Jamf Pro doesn’t have guard rails in place for when it runs policies or inventory updates to ensure communications remain stable. Of primary concern is the jamf process doesn’t place time limits on how long a policy or extension attribute is allowed to run. In addition to this all tasks are run sequentially. If a single process hangs this will cause all other pending tasks to wait indefinitely for it to complete, which may never happen. In the Jamf Pro Server console this may reflect computers not properly having inventory updated or will only run some policies on an infrequent basis. Additionally, Jamf may still list the computer as “checking in,” however there may usually be little to no policy logs.
Some common examples of objects that will cause a hang:
- A script that waits for user input.
- A script that implements JamfHelper or osascript without the timeout flag.
- A script that runs a child process which subsequently hangs.
- An installer package waits for input or external data.
- The computer goes to sleep during the check-in process.
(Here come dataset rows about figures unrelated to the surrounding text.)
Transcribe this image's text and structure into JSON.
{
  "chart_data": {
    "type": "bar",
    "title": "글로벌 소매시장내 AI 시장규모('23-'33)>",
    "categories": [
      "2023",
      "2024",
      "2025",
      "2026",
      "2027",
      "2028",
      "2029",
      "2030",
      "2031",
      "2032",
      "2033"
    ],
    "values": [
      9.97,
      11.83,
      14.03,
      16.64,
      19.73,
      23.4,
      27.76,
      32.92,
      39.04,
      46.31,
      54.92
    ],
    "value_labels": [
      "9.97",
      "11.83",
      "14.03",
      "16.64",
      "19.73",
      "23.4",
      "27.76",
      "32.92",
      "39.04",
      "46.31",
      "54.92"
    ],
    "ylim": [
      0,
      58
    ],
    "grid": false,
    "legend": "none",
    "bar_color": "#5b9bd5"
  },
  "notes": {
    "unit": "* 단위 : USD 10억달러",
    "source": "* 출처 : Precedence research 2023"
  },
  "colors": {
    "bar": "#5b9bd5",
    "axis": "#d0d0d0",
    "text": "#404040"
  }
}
The Jamf Client Communications Doctor aims to fix this by doing the following:
- Sets a TTL on Policy child processes (default of 14.1 hours per child)
- Sets a TTL on Extension Attribute processes (default of 60 minutes per EA)
- Sets a TTL on Jamf check-ins to 2 days
- Prevents the computer from system sleeping for the duration of the check-in process ** Display sleep and screen lock are allowed!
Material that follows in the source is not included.